Malgré ces incertitudes, les personnes morales soumises à l’IS bénéficient d’une imputation automatique des pertes. En effet, les éventuelles pertes nées d’un défaut de remboursement des bons de caisse peuvent être déduites par la personne morale soumise à l’IS par le biais d’une régularisation comptable. À ce titre, la fiscalité applicable aux intérêts des bons de caisse détenus par des personnes morales soumises à l’IS est plus avantageuse que celle applicable aux personnes physiques et aux personnes morales soumises à l’IR car la déduction des pertes nées d’un défaut de paiement est réservée aux prêts classiques.

  1. Quelle fiscalité applicable aux minibons ?

minibons-bercyUne autre incertitude plane sur la fiscalité applicable au crowdlending. En effet, le 1er octobre 2016, un nouveau support d’investissement en financement participatif va voir le jour : les minibons. Ces derniers sont en fait une forme de bon de caisse soumis à une réglementation adaptée au crowdlending.

Aucune réglementation fiscale n’a été expressément mise en place pour encadrer ces minibons. La question se pose donc aujourd’hui de savoir si la fiscalité des bons de caisse sera appliquée aux minibons ou bien si des règles spécifiques seront mises en place. Il est souhaitable que le législateur intervienne pour clarifier les choses et pour poser un cadre fiscal clair.

Conclusion

Il existe donc aujourd’hui une incertitude certaine quant aux règles fiscales applicables aux bons de caisse et aux minibons.
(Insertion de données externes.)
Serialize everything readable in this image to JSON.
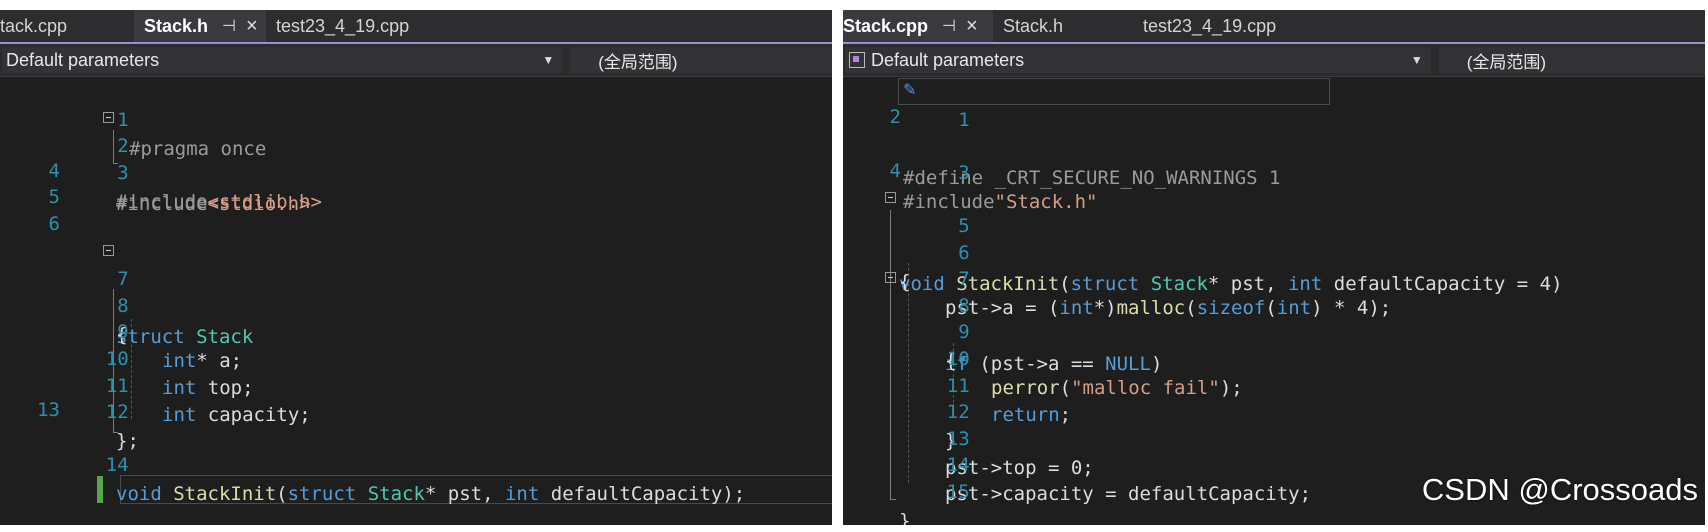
{
  "left": {
    "tabs": [
      {
        "label": "tack.cpp",
        "active": false
      },
      {
        "label": "Stack.h",
        "active": true,
        "pin_icon": "pin-icon",
        "close_icon": "close-icon"
      },
      {
        "label": "test23_4_19.cpp",
        "active": false
      }
    ],
    "nav": {
      "scope": "Default parameters",
      "range": "(全局范围)"
    },
    "line_numbers": [
      "1",
      "2",
      "3",
      "4",
      "5",
      "6",
      "7",
      "8",
      "9",
      "10",
      "11",
      "12",
      "13",
      "14"
    ],
    "code": {
      "l1": "#pragma once",
      "l2_kw": "#include",
      "l2_rest": "<stdio.h>",
      "l3_kw": "#include",
      "l3_rest": "<stdlib.h>",
      "l7_kw": "struct",
      "l7_name": "Stack",
      "l8": "{",
      "l9_kw": "int",
      "l9_rest": "* a;",
      "l10_kw": "int",
      "l10_rest": " top;",
      "l11_kw": "int",
      "l11_rest": " capacity;",
      "l12": "};",
      "l14_void": "void",
      "l14_fn": " StackInit",
      "l14_p1": "(",
      "l14_struct": "struct",
      "l14_sp": " ",
      "l14_stack": "Stack",
      "l14_p2": "* pst, ",
      "l14_int": "int",
      "l14_p3": " defaultCapacity);"
    }
  },
  "right": {
    "tabs": [
      {
        "label": "Stack.cpp",
        "active": true,
        "pin_icon": "pin-icon",
        "close_icon": "close-icon"
      },
      {
        "label": "Stack.h",
        "active": false
      },
      {
        "label": "test23_4_19.cpp",
        "active": false
      }
    ],
    "nav": {
      "scope": "Default parameters",
      "range": "(全局范围)"
    },
    "line_numbers": [
      "1",
      "2",
      "3",
      "4",
      "5",
      "6",
      "7",
      "8",
      "9",
      "10",
      "11",
      "12",
      "13",
      "14",
      "15"
    ],
    "code": {
      "l1": "#define _CRT_SECURE_NO_WARNINGS 1",
      "l3_kw": "#include",
      "l3_str": "\"Stack.h\"",
      "l5_void": "void",
      "l5_fn": " StackInit",
      "l5_p1": "(",
      "l5_struct": "struct",
      "l5_sp": " ",
      "l5_stack": "Stack",
      "l5_p2": "* pst, ",
      "l5_int": "int",
      "l5_p3": " defaultCapacity = 4)",
      "l6": "{",
      "l7_a": "pst->a = (",
      "l7_int": "int",
      "l7_b": "*)",
      "l7_malloc": "malloc",
      "l7_c": "(",
      "l7_sizeof": "sizeof",
      "l7_d": "(",
      "l7_int2": "int",
      "l7_e": ") * 4);",
      "l8_if": "if",
      "l8_a": " (pst->a == ",
      "l8_null": "NULL",
      "l8_b": ")",
      "l9": "{",
      "l10_perror": "perror",
      "l10_a": "(",
      "l10_str": "\"malloc fail\"",
      "l10_b": ");",
      "l11_ret": "return",
      "l11_a": ";",
      "l12": "}",
      "l13": "pst->top = 0;",
      "l14": "pst->capacity = defaultCapacity;",
      "l15": "}"
    }
  },
  "watermark": "CSDN @Crossoads"
}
Il apparaît donc nécessaire de poser une réglementation fiscale claire afin d’encadrer ces supports d’investissement et d’éviter un éventuel risque d’abus par certaines plateformes qui pourraient profiter de ces incertitudes fiscales pour prélever d’avantage de fonds au titre d’un prélèvement fiscal et ce dans le but d’augmenter leur trésorerie…

« Chat échaudé craint l’eau froide », la rédaction d’un rescrit fiscal s’est imposée afin de satisfaire nos exigences de conseils en la matière. Nous ne manquerons pas de vous faire parvenir les tenants et les aboutissants de ces interrogations dès réception de la réponse de l’Administration fiscale.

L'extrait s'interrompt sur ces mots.